On s’attarde, on s’attarde dans la première salle mais ce n’est pas là que ça se passe. Ce soir, on tire les rois : occasion de se retrouver autour du sculpteur Pascal Verbena pour écouter des lectures croisées art-poésie. Ce n’est pas non plus dans la pièce à côté que ça se passe, dans cette salle d’exposition où Verbena montre des polyptiques, construits avec des bois flottés, et de très beaux dessins marouflés sur une âme de bois. Ca se passe en bas dans un magnifique espace double, deux salles avec un décroché de niveau sous une imposante charpente. L’espace supérieur a été cinturé par deux très longs bancs, des bancs d’église. Tout est clair, dans des tons de beige, dans des tons d’un beau papier. On est pris d’une sensation de satiété. Satisfaits, rassérénés par tant de beauté, heureux. Il reste encore à l’étage inférieur les archives de la galerie : stocks de catalogues, affiches et autres lithographies parfaitement rangés. On descend donc par trois paliers successifs dans les entrailles de l’histoire que les Chave ont entretenue avec l’art. Une histoire unique sur la Côte par sa durée, la diversité de ses approches (marchands, lithographe, éditeur, experts…) et son magnifique épanouissement, à 70 ans passés. On parle de succès souvent pour le qualifier de facile et l’associer à la chance et d’une belle réussite pour l’attribuer à la personne elle-même et à sa détermination. Il y a souvent dans le succès quelque chose de vif et d’éphémère et dans la réussite l’idée d’une construction. Et la plus belle des réussites est très souvent la somme des milliers d’efforts, de sacrifices, de choix difficiles et exigeants qui, mis bout à bout, tracent un chemin unique.

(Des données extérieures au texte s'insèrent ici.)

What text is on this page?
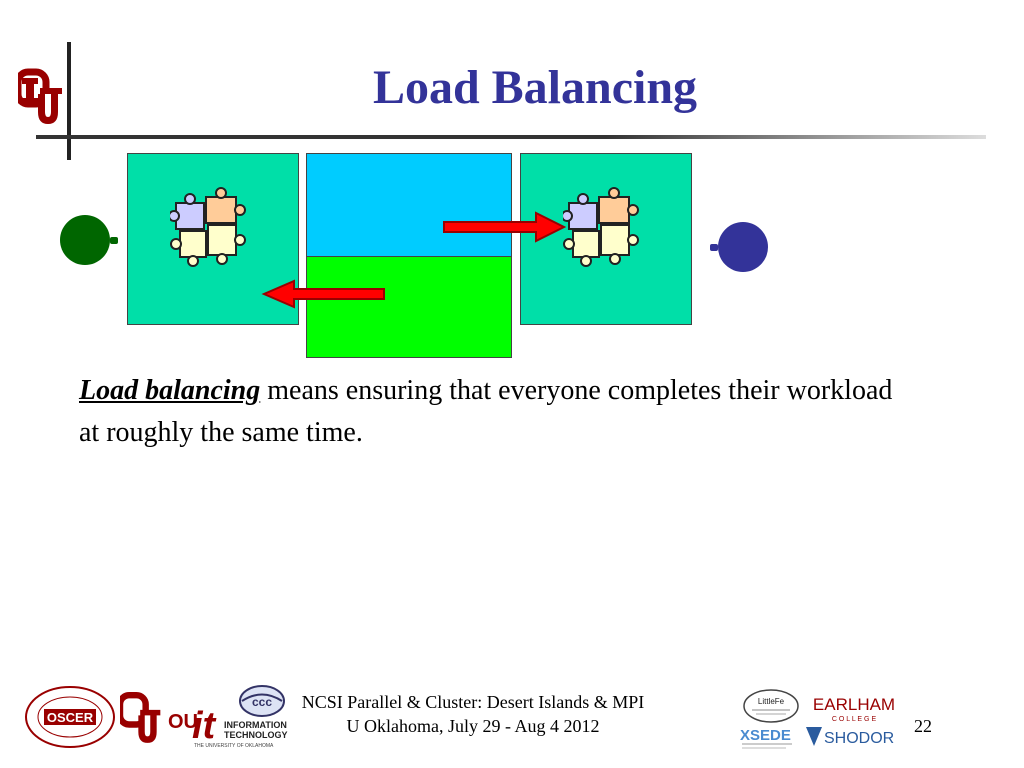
Load Balancing
Load balancing means ensuring that everyone completes their workload at roughly the same time.
OSCER	OU
it INFORMATION
TECHNOLOGY
THE UNIVERSITY OF OKLAHOMA
ccc	NCSI Parallel & Cluster: Desert Islands & MPI
U Oklahoma, July 29 - Aug 4 2012
LittleFe EARLHAM
C O L L E G E
XSEDE SHODOR
22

En répondant à l’invitation pour une galette des rois, je ne m’attendais pas à ce que j’ai trouvé : le spectacle d’une magnifique réussite. Oh nous n’étions pas des mille et des cents. Un petit cercle d’amateurs autour du sculpteur Pascal Verbena : des poètes, des Vençois, des passionnés d’art insolite, quelques administratifs. Mais je crois que nous étions tous estomaqués et d’ailleurs, en sortant, beaucoup remerciaient Pierre et Madeleine Chave. Ils ne les remerciaient pas pour le morceau de galette mais pour tout ce qu’ils avaient fait pendant 60 ans et qui tout d’un coup nous sautait aux yeux. La plus ancienne des galeries sur la Côte est désormais aussi la plus belle.
Par Agnès de Maistre
Programme : L’exposition Pascal Verbena est transférée à la Ferme des Tilleuls, route de Lausanne, 1020 Renans (Suisse) du 21 février à la fin mai 2019
Actuellement à la Galerie Chave 13, ave Isnard à Vence : artistes de la galerie Max Ernst, Eugène Gabritschevsky, Isabelle Jarousse, Pascal Verbena.
Et au 12 ave Isnard, à partir de fin février , Amandine Rousguisto.